As Hopes for Nuclear Deal Fade, Iran Rebuilds and Risks Grow

As Hopes for Nuclear Deal Fade, Iran Rebuilds and Risks Grow

Robert Malley, the State Department’s Iran envoy, said recently that while “it is in Iran’s hands to choose” which path to take, the United States and other allies need to be prepared for whichever choice Tehran makes.

He noted that Mr. Biden and Secretary of State Antony J. Blinken “have both said if diplomacy fails, we have other tools — and we will use other tools to prevent Iran from acquiring a nuclear weapon.”

But inside the White House, there has been a scramble in recent days to explore whether some kind of interim deal might be possible to freeze Iran’s production of more enriched uranium and its conversion of that fuel to metallic form — a necessary step in fabricating a warhead. In return, the United States might ease a limited number of sanctions. That would not solve the problem. But it might buy time for negotiations, while holding off Israeli threats to bomb Iranian facilities.

Buying time, perhaps lots of it, may prove essential. Many of Mr. Biden’s advisers are doubtful that introducing new sanctions on Iran’s leadership, its military or its oil trade — atop the 1,500 Mr.
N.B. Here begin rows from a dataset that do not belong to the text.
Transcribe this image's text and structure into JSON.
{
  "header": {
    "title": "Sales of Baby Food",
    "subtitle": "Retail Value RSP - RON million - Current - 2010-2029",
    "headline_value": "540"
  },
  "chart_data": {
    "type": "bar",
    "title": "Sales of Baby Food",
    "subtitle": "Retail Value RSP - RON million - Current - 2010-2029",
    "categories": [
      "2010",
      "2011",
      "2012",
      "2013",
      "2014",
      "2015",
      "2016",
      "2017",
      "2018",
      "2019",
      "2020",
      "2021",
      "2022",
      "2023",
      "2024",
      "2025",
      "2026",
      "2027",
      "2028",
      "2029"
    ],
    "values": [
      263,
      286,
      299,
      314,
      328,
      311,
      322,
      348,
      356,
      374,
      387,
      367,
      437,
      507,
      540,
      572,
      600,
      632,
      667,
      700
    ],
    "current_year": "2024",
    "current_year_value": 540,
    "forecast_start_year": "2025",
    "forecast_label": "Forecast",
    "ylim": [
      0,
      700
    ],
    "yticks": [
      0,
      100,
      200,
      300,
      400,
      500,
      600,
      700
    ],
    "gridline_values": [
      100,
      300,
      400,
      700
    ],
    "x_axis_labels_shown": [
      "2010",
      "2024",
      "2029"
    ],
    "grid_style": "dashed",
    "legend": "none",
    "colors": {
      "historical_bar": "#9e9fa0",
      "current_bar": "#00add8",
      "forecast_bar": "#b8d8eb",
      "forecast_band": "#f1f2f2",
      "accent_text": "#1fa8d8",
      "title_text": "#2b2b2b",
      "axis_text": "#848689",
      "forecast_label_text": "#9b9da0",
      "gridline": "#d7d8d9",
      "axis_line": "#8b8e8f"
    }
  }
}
Trump imposed — would be any more successful than past efforts to pressure Iran to change course.

And more aggressive steps that were successful years ago may not yield the kind of results they have in mind. Inside the National Security Agency and U.S. Cyber Command, there is consensus that it is much harder now to pull off the kind of cyberattack that the United States and Israel conducted more than a decade ago, when a secret operation, code-named “Olympic Games,” crippled centrifuges at the Natanz nuclear enrichment site for more than a year.

Current and former American and Israeli officials note that the Iranians have since improved their defenses and built their own cyberforces, which the administration warned last week were increasingly active inside the United States.

The Iranians have also continued to bar inspectors from key sites, despite a series of agreements with Rafael M. Grossi, the head of the International Atomic Energy Agency, the United Nations’ watchdog, to preserve data from the agency’s sensors at key locations. The inspectors’ cameras and sensors that were destroyed in the plant explosion in late spring have not been replaced.